A reanimation of well-known historical and literary figures personified by less well-known authors slash actors today; performed in real-time 140-character byte-sized bits to an online audience of followers ; hyper–extended and presented here on a featureful website.

Or, in modern parlance, a series of Twitter feeds “by” figures including Roald Dahl’s BFG and HAL 9000 (via). Here’s some of the BFG’s Tweets:

  • Hornswoggled! Dream Country is in the bunkumhouse! These is mean and harrowful times.
  • but wait! there is ONE but nice and jumbly giant who is also happening to be a right expert on dreams and their homes and habitats!
  • well coddle my cowbells! drum up some chickensticks! hoard your hankies! i is getting a gigantous, splendiferent idea!
  • no more moocheling and foocheling around. I is going to rebuild Dream Country, from up to bottom!

And Flavorwire wants even more: recently, it put out a list of “Literary Characters Who Should Be Tweeting,” including Gregor Samsa, Caddy Compson, Lolita, and Boo Radley.

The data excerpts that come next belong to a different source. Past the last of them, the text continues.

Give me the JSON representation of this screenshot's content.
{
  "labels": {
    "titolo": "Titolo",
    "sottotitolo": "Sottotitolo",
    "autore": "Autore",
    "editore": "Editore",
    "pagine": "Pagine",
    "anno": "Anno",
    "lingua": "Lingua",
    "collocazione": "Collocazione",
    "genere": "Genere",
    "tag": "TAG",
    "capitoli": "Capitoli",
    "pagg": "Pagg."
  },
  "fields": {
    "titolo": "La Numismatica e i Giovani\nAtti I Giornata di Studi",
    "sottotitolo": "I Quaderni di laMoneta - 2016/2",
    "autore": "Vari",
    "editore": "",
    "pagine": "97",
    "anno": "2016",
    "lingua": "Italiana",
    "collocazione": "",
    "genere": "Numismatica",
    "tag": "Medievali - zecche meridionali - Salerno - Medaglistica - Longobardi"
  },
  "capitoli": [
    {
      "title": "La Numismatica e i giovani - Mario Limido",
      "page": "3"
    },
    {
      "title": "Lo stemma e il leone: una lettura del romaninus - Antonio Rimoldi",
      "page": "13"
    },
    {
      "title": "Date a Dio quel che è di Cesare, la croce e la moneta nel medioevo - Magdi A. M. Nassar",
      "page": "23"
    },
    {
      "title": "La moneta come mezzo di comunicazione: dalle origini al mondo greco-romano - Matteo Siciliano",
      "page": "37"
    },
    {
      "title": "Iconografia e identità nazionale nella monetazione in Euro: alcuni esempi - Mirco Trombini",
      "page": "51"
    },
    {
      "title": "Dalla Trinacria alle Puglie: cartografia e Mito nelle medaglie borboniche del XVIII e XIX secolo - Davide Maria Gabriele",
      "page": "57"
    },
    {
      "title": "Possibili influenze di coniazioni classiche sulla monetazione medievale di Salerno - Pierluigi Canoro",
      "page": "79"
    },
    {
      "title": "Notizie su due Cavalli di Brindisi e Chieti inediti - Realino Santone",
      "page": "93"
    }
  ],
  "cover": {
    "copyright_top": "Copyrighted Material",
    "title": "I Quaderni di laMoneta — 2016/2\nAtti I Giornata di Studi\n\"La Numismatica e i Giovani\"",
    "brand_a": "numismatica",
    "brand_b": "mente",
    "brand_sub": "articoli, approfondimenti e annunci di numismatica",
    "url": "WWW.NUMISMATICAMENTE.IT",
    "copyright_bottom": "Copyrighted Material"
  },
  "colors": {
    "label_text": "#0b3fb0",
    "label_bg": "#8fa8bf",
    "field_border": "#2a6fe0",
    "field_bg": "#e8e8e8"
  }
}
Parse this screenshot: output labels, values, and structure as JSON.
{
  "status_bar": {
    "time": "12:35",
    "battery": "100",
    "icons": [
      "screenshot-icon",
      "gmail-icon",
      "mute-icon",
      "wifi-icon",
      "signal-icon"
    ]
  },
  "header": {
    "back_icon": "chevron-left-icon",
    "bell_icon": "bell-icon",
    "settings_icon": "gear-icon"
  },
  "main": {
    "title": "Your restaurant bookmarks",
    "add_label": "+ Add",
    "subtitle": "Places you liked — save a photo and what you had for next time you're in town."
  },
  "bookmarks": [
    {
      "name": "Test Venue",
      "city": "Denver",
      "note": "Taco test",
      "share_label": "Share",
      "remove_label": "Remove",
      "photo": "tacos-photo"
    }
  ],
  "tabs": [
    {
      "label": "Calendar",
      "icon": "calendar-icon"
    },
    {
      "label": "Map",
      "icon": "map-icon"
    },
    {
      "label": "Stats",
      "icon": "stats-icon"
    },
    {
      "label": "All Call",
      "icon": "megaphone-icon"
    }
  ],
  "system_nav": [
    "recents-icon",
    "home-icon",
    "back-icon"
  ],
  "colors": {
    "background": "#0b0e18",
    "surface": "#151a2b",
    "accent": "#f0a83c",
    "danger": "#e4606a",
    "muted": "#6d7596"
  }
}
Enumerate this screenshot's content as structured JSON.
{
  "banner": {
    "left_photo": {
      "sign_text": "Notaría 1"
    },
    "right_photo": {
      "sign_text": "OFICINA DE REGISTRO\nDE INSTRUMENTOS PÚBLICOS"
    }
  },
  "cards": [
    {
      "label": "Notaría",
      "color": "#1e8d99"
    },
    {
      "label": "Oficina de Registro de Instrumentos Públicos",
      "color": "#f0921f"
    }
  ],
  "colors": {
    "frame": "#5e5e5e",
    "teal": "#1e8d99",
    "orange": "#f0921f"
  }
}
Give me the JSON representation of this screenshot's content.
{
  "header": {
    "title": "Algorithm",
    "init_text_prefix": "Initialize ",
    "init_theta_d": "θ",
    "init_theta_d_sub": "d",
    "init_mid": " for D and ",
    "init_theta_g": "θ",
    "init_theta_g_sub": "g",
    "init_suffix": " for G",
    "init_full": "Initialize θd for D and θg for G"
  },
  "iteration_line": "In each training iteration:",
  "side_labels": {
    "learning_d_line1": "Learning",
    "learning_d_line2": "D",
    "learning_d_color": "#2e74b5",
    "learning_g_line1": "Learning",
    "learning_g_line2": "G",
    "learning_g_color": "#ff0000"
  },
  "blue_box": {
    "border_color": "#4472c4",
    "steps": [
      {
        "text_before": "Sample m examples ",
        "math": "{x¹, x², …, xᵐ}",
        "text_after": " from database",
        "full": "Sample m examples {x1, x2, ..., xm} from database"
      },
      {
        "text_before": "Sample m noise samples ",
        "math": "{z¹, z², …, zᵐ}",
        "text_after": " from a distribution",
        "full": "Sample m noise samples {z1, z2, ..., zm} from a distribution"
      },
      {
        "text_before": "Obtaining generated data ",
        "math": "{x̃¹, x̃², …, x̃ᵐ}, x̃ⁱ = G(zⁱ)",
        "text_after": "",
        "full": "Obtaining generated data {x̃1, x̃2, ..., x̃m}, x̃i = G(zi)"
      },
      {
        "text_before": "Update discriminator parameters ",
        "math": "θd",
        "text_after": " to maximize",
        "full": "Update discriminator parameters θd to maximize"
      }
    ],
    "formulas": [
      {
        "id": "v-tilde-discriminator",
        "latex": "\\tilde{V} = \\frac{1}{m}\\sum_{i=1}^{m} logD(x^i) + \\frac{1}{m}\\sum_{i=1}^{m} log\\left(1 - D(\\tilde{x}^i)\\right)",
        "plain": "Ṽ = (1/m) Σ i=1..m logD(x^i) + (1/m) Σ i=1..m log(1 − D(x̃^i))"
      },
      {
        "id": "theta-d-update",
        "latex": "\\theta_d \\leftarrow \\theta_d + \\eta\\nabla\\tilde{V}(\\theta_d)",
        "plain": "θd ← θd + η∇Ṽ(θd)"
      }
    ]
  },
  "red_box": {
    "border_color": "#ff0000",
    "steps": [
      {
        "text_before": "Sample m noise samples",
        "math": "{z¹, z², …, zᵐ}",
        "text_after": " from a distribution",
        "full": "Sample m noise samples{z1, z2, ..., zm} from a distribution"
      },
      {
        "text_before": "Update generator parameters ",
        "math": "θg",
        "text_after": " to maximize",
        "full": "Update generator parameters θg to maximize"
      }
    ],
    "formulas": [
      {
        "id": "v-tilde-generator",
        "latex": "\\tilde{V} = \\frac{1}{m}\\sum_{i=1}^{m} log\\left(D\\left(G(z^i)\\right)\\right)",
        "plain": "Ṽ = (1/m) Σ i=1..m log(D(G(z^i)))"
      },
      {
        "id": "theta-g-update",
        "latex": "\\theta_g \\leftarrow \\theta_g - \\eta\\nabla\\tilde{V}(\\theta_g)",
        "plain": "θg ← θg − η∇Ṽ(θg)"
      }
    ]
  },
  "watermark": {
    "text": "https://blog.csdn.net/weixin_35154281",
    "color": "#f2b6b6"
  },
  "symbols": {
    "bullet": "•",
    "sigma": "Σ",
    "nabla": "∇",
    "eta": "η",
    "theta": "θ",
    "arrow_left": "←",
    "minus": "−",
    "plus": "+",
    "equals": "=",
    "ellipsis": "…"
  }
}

And, of course, there are the Twitter feeds in the (fictionalized) voices of real people, like @mayoremaneul, the briefly escaped Bronx Zoo Cobra (@BronxZoosCobra) and Nick Nolte’s Mugshot (@Nick_Nolte). Unsurprisingly, many of these accounts appear and disappear—or are shut down—overnight, but they are often surprisingly funny. And, like those in the voices of fictional characters, they blur the line between fiction and reality, bringing characters into our world.

“Parafiction” may not look like any fiction we’ve seen before, but it involves imagining one’s way into a character—so far in that the writer assumes the character’s identity—to create new narratives about the characters. And isn’t that the core of fiction?